Benton County's Watson House has a historic niche

PHILOMATH — Near the Luckiamute River in Kings Valley stands a modest white house. Architecture buffs may notice the small columns by the door or the two chimneys on the roof and realize the house is a fine example of classical revival, but most passersby probably are unaware that the building is one of the most historically significant structures in Benton County.

The Watson House on Hoskins Road was built in about 1852. The nearby barn dates back to about 1848. "To have both survive is so rare in Oregon," said Mary Gallagher, the collections manager at the Benton County Historic Society.

The house was built for James and Mary Watson, who came to Oregon from Illinois about 1848 and staked a land claim. According to records, the house cost "$2,400 in gold, besides the labor of three members of the family for six months."

In the book "Space, Style and Structure: Building in Northwest America," author Thomas Vaughan wrote that most materials for the house came from the site and included "white fir for interior work, red fir for exterior work, clay for bricks and 'mud' for mortar." Some materials, including plaster for some rooms, was purchased in Portland and brought back to the site by ox teams.

James Price and his wife, Rovia, moved into the Watson house in 1909 after their marriage.

In 1936, the Works Progress Administration interviewed James Price about the house, which already was recognized then as a spectacular example of a pioneer building. Price said:

"When I had occasion at one time to cut an opening for another door, I found the walls were of boards two inches thick, grooved on both edges, with narrow strips driven tightly into the grooves after the boards had been nailed to the frame vertically.

"Except for new roof and foundation, the house has had no repairs, and it's practically as when built."

The barn also has cultural significance. According to Price, "the whole frame is of hand-hewn timbers put together with wooden pins instead of nails."

A Gazette-Times article, circa 1959, noted that the barn featured a hand-hewn timber beam spanning 40 feet — without a support. The floor is a "threshing floor," where wheat was placed to have horses "tromp" over it and break up the grain from the chaff.

A Benton County Cultural and Historic Resource survey called the house "probably the oldest dwelling in Benton County still in use." That survey was done in 1942.

Rovia Price, well-known in the area for her Gazette-Times newspaper column about Kings Valley, lived in the house for more than 70 years.

The current occupants are Michael and Courtney Moore and their two young daughters, who moved into the house in 2001. Michael Moore is a descendant of the Price family, and his great-great-great-great grandfather was Nahum King, the founder of Kings Valley.
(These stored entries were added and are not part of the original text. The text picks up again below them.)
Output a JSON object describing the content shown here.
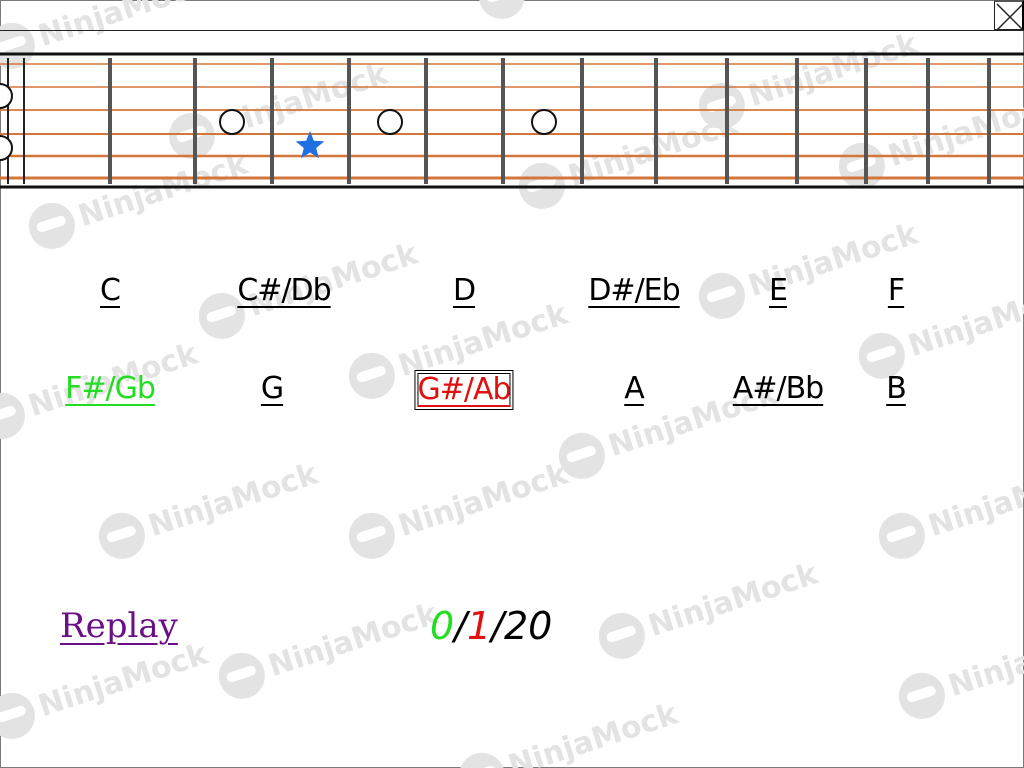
{
  "window": {
    "close_icon": "close-icon"
  },
  "watermark": {
    "text": "NinjaMock",
    "color": "#e3e3e3"
  },
  "fretboard": {
    "string_color": "#d4763a",
    "fret_color": "#555555",
    "markers": [
      {
        "type": "circle",
        "fret": 2,
        "string": 3
      },
      {
        "type": "star",
        "fret": 3,
        "string": 4,
        "color": "#1e6fe0",
        "icon": "star-icon"
      },
      {
        "type": "circle",
        "fret": 4,
        "string": 3
      },
      {
        "type": "circle",
        "fret": 6,
        "string": 3
      },
      {
        "type": "circle",
        "fret": 12,
        "string": 2
      },
      {
        "type": "circle",
        "fret": 12,
        "string": 5
      }
    ]
  },
  "notes": {
    "row1": [
      "C",
      "C#/Db",
      "D",
      "D#/Eb",
      "E",
      "F"
    ],
    "row2": [
      "F#/Gb",
      "G",
      "G#/Ab",
      "A",
      "A#/Bb",
      "B"
    ],
    "selected": "G#/Ab",
    "correct": "F#/Gb",
    "correct_color": "#22dd22",
    "selected_color": "#e01010"
  },
  "replay": {
    "label": "Replay",
    "color": "#6a0f85"
  },
  "score": {
    "correct": "0",
    "sep1": "/",
    "wrong": "1",
    "sep2": "/",
    "total": "20"
  }
}
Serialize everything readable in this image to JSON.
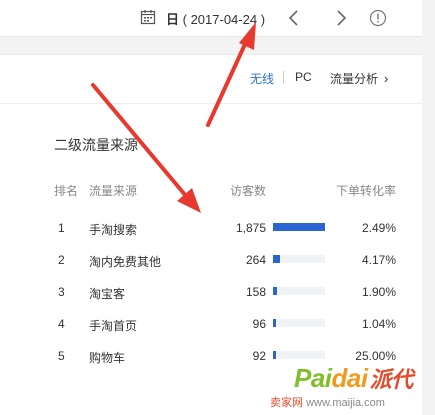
{
  "toolbar": {
    "date_prefix": "日",
    "date_value": "( 2017-04-24 )",
    "calendar_icon": "calendar-icon",
    "prev_icon": "chevron-left-icon",
    "next_icon": "chevron-right-icon",
    "info_icon": "info-icon"
  },
  "tabs": {
    "wifi_label": "无线",
    "pc_label": "PC",
    "analysis_label": "流量分析",
    "analysis_icon": "chevron-right-icon",
    "active_color": "#2f6fd4"
  },
  "section": {
    "title": "二级流量来源"
  },
  "table": {
    "headers": {
      "rank": "排名",
      "source": "流量来源",
      "visitors": "访客数",
      "conversion": "下单转化率"
    },
    "rows": [
      {
        "rank": "1",
        "source": "手淘搜索",
        "visitors": "1,875",
        "visitors_value": 1875,
        "conversion": "2.49%"
      },
      {
        "rank": "2",
        "source": "淘内免费其他",
        "visitors": "264",
        "visitors_value": 264,
        "conversion": "4.17%"
      },
      {
        "rank": "3",
        "source": "淘宝客",
        "visitors": "158",
        "visitors_value": 158,
        "conversion": "1.90%"
      },
      {
        "rank": "4",
        "source": "手淘首页",
        "visitors": "96",
        "visitors_value": 96,
        "conversion": "1.04%"
      },
      {
        "rank": "5",
        "source": "购物车",
        "visitors": "92",
        "visitors_value": 92,
        "conversion": "25.00%"
      }
    ],
    "bar_color": "#2b64d3",
    "bar_track_color": "#f0f2f5"
  },
  "annotation": {
    "arrow_color": "#e8392f"
  },
  "watermark": {
    "brand_pai": "Pai",
    "brand_dai": "dai",
    "brand_cn": "派代",
    "sub_red": "卖家网",
    "sub_url": "www.maijia.com"
  }
}
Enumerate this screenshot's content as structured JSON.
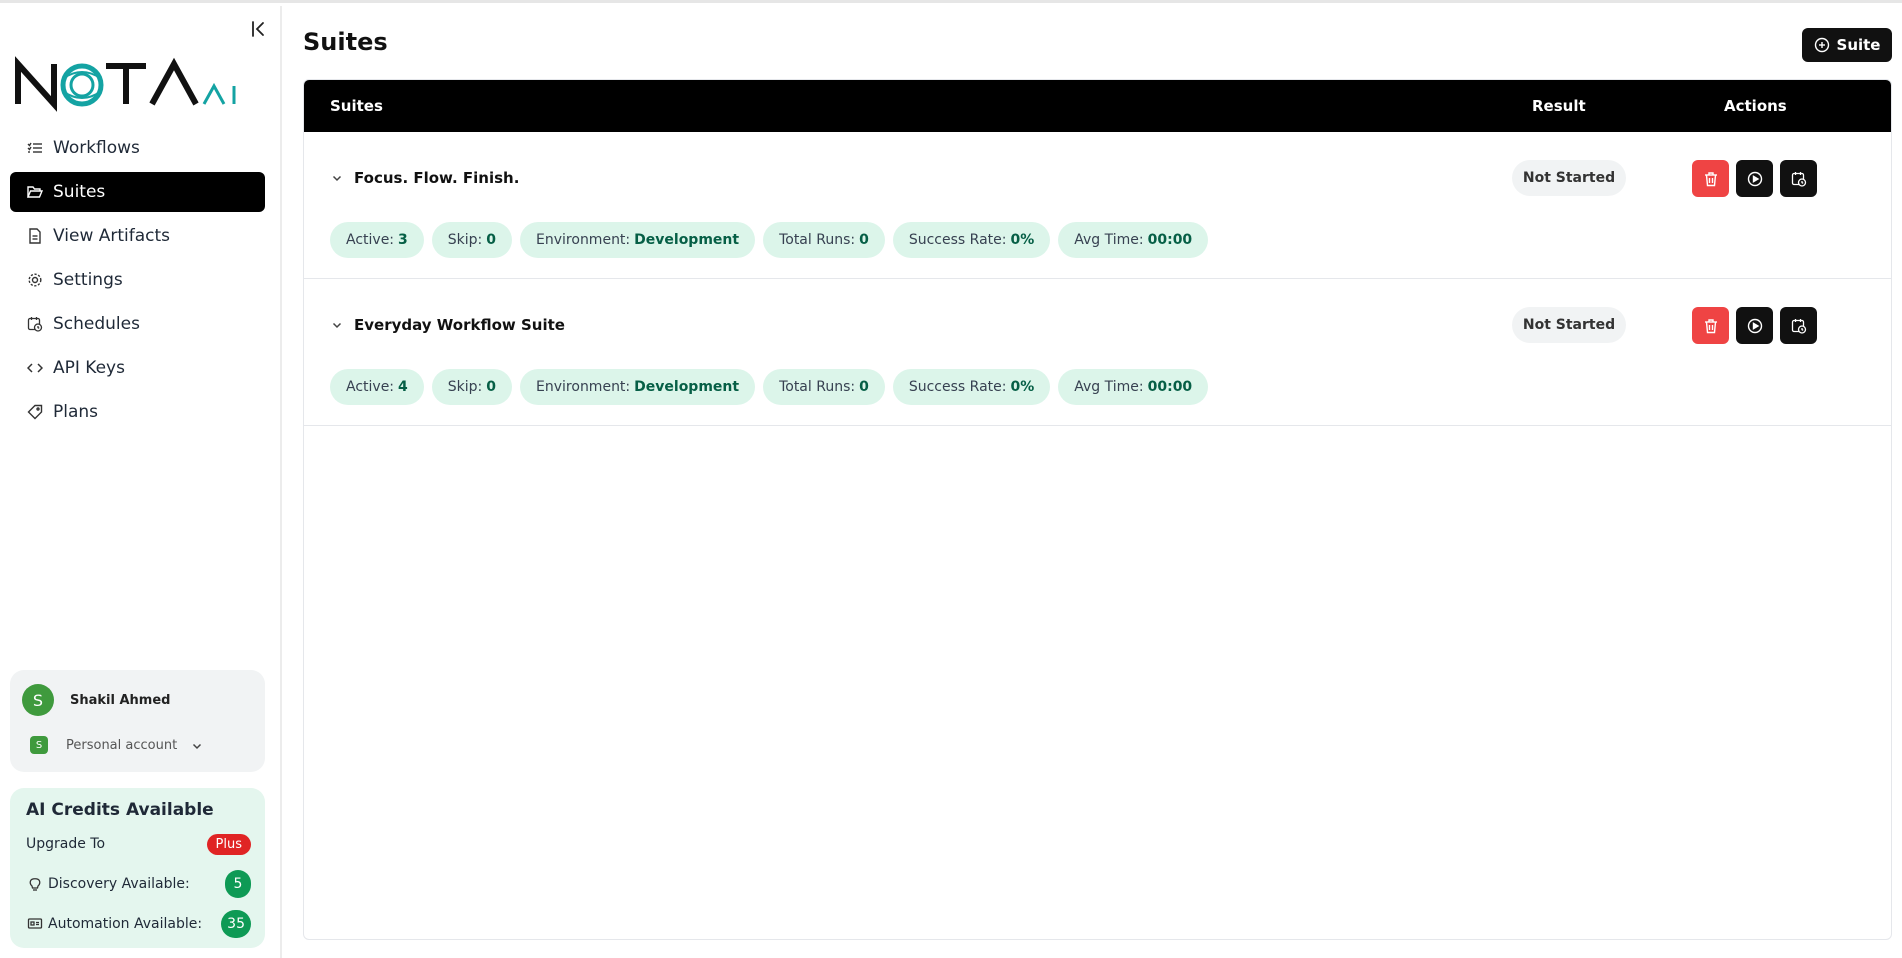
{
  "brand": {
    "logo_text": "NOTA",
    "logo_suffix": "AI",
    "accent": "#14a3a3"
  },
  "sidebar": {
    "items": [
      {
        "label": "Workflows",
        "icon": "list-check-icon",
        "active": false
      },
      {
        "label": "Suites",
        "icon": "folder-open-icon",
        "active": true
      },
      {
        "label": "View Artifacts",
        "icon": "file-icon",
        "active": false
      },
      {
        "label": "Settings",
        "icon": "gear-icon",
        "active": false
      },
      {
        "label": "Schedules",
        "icon": "calendar-clock-icon",
        "active": false
      },
      {
        "label": "API Keys",
        "icon": "code-icon",
        "active": false
      },
      {
        "label": "Plans",
        "icon": "tag-icon",
        "active": false
      }
    ],
    "user": {
      "avatar_letter": "S",
      "name": "Shakil Ahmed",
      "account_letter": "S",
      "account_label": "Personal account"
    },
    "credits": {
      "title": "AI Credits Available",
      "upgrade_label": "Upgrade To",
      "upgrade_badge": "Plus",
      "discovery_label": "Discovery Available:",
      "discovery_value": "5",
      "automation_label": "Automation Available:",
      "automation_value": "35"
    }
  },
  "main": {
    "title": "Suites",
    "add_button_label": "Suite",
    "table": {
      "headers": {
        "suites": "Suites",
        "result": "Result",
        "actions": "Actions"
      },
      "rows": [
        {
          "name": "Focus. Flow. Finish.",
          "result": "Not Started",
          "chips": [
            {
              "label": "Active:",
              "value": "3"
            },
            {
              "label": "Skip:",
              "value": "0"
            },
            {
              "label": "Environment:",
              "value": "Development"
            },
            {
              "label": "Total Runs:",
              "value": "0"
            },
            {
              "label": "Success Rate:",
              "value": "0%"
            },
            {
              "label": "Avg Time:",
              "value": "00:00"
            }
          ]
        },
        {
          "name": "Everyday Workflow Suite",
          "result": "Not Started",
          "chips": [
            {
              "label": "Active:",
              "value": "4"
            },
            {
              "label": "Skip:",
              "value": "0"
            },
            {
              "label": "Environment:",
              "value": "Development"
            },
            {
              "label": "Total Runs:",
              "value": "0"
            },
            {
              "label": "Success Rate:",
              "value": "0%"
            },
            {
              "label": "Avg Time:",
              "value": "00:00"
            }
          ]
        }
      ]
    }
  },
  "colors": {
    "delete": "#ef4444",
    "dark": "#111111",
    "chip_bg": "#dcf5ea",
    "chip_value": "#065f46",
    "badge_green": "#0e9a55",
    "badge_red": "#e02424"
  }
}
Living in a house that's more than 150 years old presents unique challenges, the Moores said. The windows, most of which are original, aren't exactly airtight. There are virtually no closets, and power outlets are limited to one per room.

"Most everything really is original, from the doors and the door handles and the handmade 3-inch long nails that were handmade to build the house," Courtney Moore said.

The buildings were added to the National Registry of Historic Places in 2005, one of the steps the Moores have taken to try to commemorate and preserve the building.

"It will be a lifetime job, restoring the place and everything," Michael Moore said, "but it's coming along slowly."

Before the Moores moved in, the home was occupied by renters for more than a decade. They reported ghost sights. The Moores guess the ghost was Rovia, who Michael said was dismayed to move into an "old house" back in 1909.

The Moores love the place and hope to restore the house enough that the one of the girls will take it over someday.